First, our primary role of being stationed on the island in the fitness room is to alert a member service lead or building supervisor if there is an emergency, with the most common emergency being an injury.
Other duties that we attend to fall under two categories: assisting patrons and enforcing ARC policies.
Assisting patrons can mean anything from changing television channels (which apparently we need to work on), checking out squat pads, cleaning equipment, making known of broken equipmentinforming superiors of broken equipment, and, for those who wish to use occupied equipment, monitoring the time patrons are on one machine (cardio equipment has a 30-minute time limit when there are people waiting).
At one point, we did offer towels in the fitness room, but stopped this because it required the ARC employee to constantly revolve around the island, rather than being able to walk around and perform other duties. Also, it created another task of carting the towels back and forth to the laundry room to be washed, which made everyone less productive in other tasks they were attending to. If one needs to check out a grey workout towel, they can do so at the equipment room, which is right down the hall from the fitness room. The one item we do rent out in the fitness room is a squat pad, so feel free to approach the employee stationed in the fitness room to assist you if you so chose to rent one.
The second part of our job, enforcing ARC policies, is a bit more difficult that it may seem.

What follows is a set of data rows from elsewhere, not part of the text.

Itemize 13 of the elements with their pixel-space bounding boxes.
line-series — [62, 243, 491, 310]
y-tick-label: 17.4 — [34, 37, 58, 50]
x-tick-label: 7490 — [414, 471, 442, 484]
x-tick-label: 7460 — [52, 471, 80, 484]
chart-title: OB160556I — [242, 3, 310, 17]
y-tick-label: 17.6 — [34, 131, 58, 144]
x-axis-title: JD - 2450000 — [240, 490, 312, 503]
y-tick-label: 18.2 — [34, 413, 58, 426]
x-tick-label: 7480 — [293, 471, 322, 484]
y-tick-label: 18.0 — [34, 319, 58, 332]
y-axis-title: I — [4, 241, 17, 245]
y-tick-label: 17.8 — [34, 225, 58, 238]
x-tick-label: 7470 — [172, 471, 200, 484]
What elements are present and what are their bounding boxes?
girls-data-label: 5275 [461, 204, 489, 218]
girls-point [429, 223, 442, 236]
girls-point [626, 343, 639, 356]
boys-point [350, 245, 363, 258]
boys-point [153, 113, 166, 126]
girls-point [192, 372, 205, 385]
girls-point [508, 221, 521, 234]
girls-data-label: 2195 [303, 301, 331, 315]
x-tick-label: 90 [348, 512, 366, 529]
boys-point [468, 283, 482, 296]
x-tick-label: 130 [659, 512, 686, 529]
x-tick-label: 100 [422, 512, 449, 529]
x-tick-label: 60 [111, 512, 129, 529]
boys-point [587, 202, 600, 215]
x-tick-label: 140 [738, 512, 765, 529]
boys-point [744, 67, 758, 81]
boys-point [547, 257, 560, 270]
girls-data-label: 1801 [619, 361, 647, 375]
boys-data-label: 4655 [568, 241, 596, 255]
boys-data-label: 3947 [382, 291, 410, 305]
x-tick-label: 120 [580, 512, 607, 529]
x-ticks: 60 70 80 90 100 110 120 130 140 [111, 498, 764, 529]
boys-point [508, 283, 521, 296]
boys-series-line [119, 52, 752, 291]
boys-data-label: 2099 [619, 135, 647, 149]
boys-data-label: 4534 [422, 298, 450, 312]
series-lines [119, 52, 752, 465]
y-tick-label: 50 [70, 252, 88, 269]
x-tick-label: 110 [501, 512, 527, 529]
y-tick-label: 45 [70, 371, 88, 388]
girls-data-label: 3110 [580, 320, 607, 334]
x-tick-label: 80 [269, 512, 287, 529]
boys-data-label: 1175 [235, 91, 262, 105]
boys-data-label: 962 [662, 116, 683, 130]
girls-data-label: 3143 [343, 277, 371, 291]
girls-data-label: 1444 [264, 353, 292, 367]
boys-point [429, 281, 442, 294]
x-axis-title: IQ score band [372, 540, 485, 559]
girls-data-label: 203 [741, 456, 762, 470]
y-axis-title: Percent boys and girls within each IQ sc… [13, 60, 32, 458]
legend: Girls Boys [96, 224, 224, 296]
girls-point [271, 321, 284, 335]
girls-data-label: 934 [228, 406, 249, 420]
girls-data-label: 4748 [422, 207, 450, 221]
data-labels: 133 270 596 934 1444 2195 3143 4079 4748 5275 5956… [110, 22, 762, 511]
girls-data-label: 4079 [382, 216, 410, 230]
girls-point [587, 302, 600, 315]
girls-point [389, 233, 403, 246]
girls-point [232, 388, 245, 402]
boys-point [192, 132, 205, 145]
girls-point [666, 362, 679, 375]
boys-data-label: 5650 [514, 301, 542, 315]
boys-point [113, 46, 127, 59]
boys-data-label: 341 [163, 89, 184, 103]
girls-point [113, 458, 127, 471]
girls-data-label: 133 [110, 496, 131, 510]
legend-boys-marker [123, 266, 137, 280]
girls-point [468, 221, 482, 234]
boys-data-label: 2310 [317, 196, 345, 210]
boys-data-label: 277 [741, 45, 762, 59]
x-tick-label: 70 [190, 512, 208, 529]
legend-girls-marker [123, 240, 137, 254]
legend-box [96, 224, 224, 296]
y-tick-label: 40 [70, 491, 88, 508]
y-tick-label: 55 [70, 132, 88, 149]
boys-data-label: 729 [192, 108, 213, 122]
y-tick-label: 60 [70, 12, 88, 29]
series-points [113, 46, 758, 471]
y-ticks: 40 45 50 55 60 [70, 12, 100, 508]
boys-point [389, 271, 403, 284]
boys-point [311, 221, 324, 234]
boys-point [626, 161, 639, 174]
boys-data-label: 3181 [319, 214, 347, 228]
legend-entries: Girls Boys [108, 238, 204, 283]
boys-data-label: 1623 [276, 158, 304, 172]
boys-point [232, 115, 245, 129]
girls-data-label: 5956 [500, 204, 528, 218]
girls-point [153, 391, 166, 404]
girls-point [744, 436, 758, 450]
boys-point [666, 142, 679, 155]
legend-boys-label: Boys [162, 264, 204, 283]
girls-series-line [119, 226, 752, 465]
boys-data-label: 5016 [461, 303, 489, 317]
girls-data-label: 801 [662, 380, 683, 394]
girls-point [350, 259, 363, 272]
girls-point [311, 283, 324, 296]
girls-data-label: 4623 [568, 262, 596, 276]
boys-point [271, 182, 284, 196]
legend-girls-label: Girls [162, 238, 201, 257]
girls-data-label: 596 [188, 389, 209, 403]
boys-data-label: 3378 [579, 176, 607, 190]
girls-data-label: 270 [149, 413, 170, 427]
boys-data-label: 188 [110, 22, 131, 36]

Many patrons of the ARC are unaware of these policies and need to be reminded of them on a consistent basis. Some of these policies include wearing proper gym apparel (no cargo shorts, jeans or open toed shoes), re-racking weights when done with exercising (this is the patron’s responsibility, not the employee’s), not using chalk with weights;, keeping backpacks in the cubbies or lockers and not on the ground where they can become a tripping hazard; and many more policies which are outlined on a poster located on the front of the island in the fitness room. When we are “wandering aimlessly between exercise machines,” we are actually making ourselves available to patrons who may need assistance, as well as making sure all the policies are enforced.
Lastly, we rotate to a different station every hour, not every half hour as Karimi said in his column.
If Karimi wishes to apply for the job of member service attendant, he can do so online at the Aggie Job Link.
I hope this clears up some questions and misconceptions that had been brought up in the column. If anyone has any further questions, feel free to drop by the ARC and one of the employees will be happy to answer them for you.